Conducteur de bus et … sourd

On peut conduire un bus lorsqu’on est sourd. Romuald Poupard en est la preuve : malgré ce handicap, il a été recruté en début d’année par les Transports Publics du Choletais (TPC), dans le Maine -et -Loire. Dans un premier temps, dans le cadre d’un CDD de six mois . «C’est un moyen de s’assurer que tout fonctionne bien, pour nous comme pour lui», explique Marc Delayer, le directeur général de Cholet bus, qui ajoute aussitôt:«Tout semble bien se passer.

Notre objectif est de signer un CDI en juin».

Passionné par la conduite de bus depuis l’enfance, Romuald Poupard a multiplié les stages au sein du réseau de transport urbain de Cholet. En commençant par un stage d’observation en 3e organisé par le collège pour découvrir la vie en entreprise. 

Les mêmes contraintes et les mêmes obligations

Pour travailler dans le domaine des transports, il passe en 2015 un Bac ProTransport Logistique, ainsi que le permis B et le Certificat d’aptitude à la conduite d’engins en sécurité (CACES). Il effectue de nouveau stage aux TPC en tant qu’agent de méthodes et d’exploitation dans le cadre de sa formation Technicien d’exploitation logistique. Mais rien ne semble le détourner de son envie de conduire des bus.

Il entame alors les démarches pour passer son permis D (pour les transports en commun, mais ses tests auditifs sont « non concluants ». Il change ses appareils auditifs pour un système plus récent, tandis qu’un nouveau médecin agréé de la Préfecture, rencontré en juin 2021, valide son projet de formation au permis D. Il intègre donc en mars 2022 le centre de formation Forget et obtient, deux mois plus tard, sa FIMO et son permis D.

De leur côté, les TPC ont dû s’adapter. «On ne voulait pas et on ne pouvait pas tout révolutionner pour un seul conducteur. Romuald ne le voulait pas non plus», poursuit Marc Dulayer. « Il utilise les mêmes bus que ses collègues.Il a les mêmes contraintes, les mêmes obligations ».
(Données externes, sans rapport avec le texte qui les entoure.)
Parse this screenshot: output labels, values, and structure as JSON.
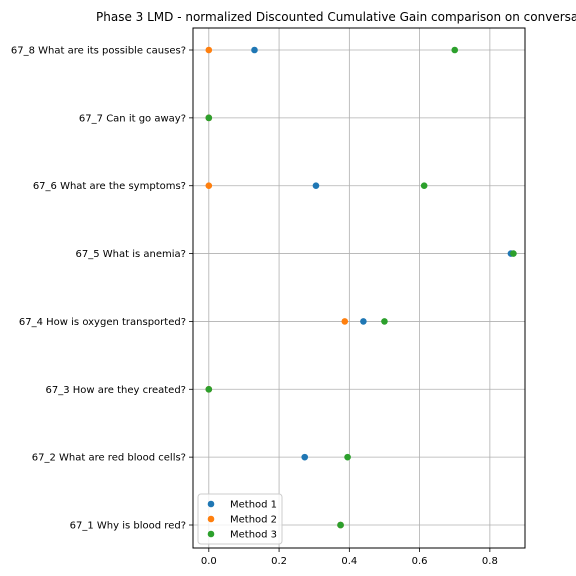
{
  "chart_data": {
    "type": "scatter",
    "title": "Phase 3 LMD - normalized Discounted Cumulative Gain comparison on conversa",
    "xlabel": "",
    "ylabel": "",
    "xlim": [
      -0.045,
      0.9
    ],
    "x_ticks": [
      "0.0",
      "0.2",
      "0.4",
      "0.6",
      "0.8"
    ],
    "x_tick_values": [
      0.0,
      0.2,
      0.4,
      0.6,
      0.8
    ],
    "grid": true,
    "legend_position": "lower-left",
    "categories": [
      "67_1 Why is blood red?",
      "67_2 What are red blood cells?",
      "67_3 How are they created?",
      "67_4 How is oxygen transported?",
      "67_5 What is anemia?",
      "67_6 What are the symptoms?",
      "67_7 Can it go away?",
      "67_8 What are its possible causes?"
    ],
    "series": [
      {
        "name": "Method 1",
        "color": "#1f77b4",
        "values": [
          0.375,
          0.273,
          0.0,
          0.44,
          0.86,
          0.305,
          0.0,
          0.13
        ]
      },
      {
        "name": "Method 2",
        "color": "#ff7f0e",
        "values": [
          0.375,
          null,
          0.0,
          0.387,
          null,
          0.0,
          0.0,
          0.0
        ]
      },
      {
        "name": "Method 3",
        "color": "#2ca02c",
        "values": [
          0.375,
          0.395,
          0.0,
          0.5,
          0.867,
          0.613,
          0.0,
          0.7
        ]
      }
    ]
  }
}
Les outils de communications ont tout de même été adaptés. Pour les appels radio, qui permettent notamment aux contrôleurs d’entrer en relations avec les conducteurs, le prestataire des TPC, Arantel, a développé un outil spécifique qui lie le système radio existant à un réseau mobile. Cela permet de transcrire les paroles en texte qui vont s’afficher sur la tablette dont est doté Romuald Poupard. Cet outil électronique ne lui est pas réservé. Tous les conducteurs en utilisent un qu’ils installent à bord lors de leur prise de service. Celle de Romuald Poupard a toutefois été enrichie d’une application speach-to-text, en l’occurrence Ava Pro, qui transforme les demandes et les questions des clients en texte qui s’affiche à l’écran. Néanmoins, lec onducteur est capable de lire sur les lèvres (langue française parlée – LSF) et maîtrise aussi lal angue des signes (langue des signes française – LSF).

Sensibilisation au handicap

Par ailleurs, en interne une note a été diffusée auprès de l’ensemble du personnel, reprenant, sous forme de dessin, les conseils pour communiquer avec une personne sourde (parler de face,dans la lumière, sans articuler exagérément, etc.) et les principaux gestes de politesse en langage des signes (bonjour, au revoir, oui, non). Une manière de bien accueillir et intégrer leur nouveau collègue. «Pour la fête de Noël, on avait fait appel à une interprète qui a signé pendant la cérémonie. Mais ça reste exceptionnel», raconte encore le directeur général des TPC.

Reste que, si d’autres personnes sourdes exercent déjà le métier de conducteur dans les transports interurbains où les interactions avec un PCC ou des collègues contrôleurs sont quasi inexistantes, dans le transport urbain, les échanges sont plus fréquents. Mais pour les Transports Publics du Choletais, cette initiative fait partie de la démarche RSE. L’entreprise compte d’ailleurs dans ses rangs d’autres conducteurs en situation de handicap.

L’adaptation des outils de communication a été réalisée avec l’aide de CapEmploi49, un organisme qui accompagne, les personnes handicapées vers l’emploi et Audinome, cabinet de conseil pour le bien-être auditif de tous salariés sourds ou malentendants. Des relais utiles pour faciliter les adaptations de poste,mener des actions de sensibilisation à la surdité ou encore assurer une aide à la communication. Pour la partie financement, les TPC se sont rapprochés de Pôle emploi dans le cadre de la Préparatoire Opérationnelle à l’Embauche Individuelle (POEI)pour le titre professionnel. Un dossier a également été déposé auprès de l’Agefiph. À ce jour, les investissements nécessaires représentent un coût d’environ 25 000€. « Cela couvre la quasi-totalité des frais », assure Marc Delayer.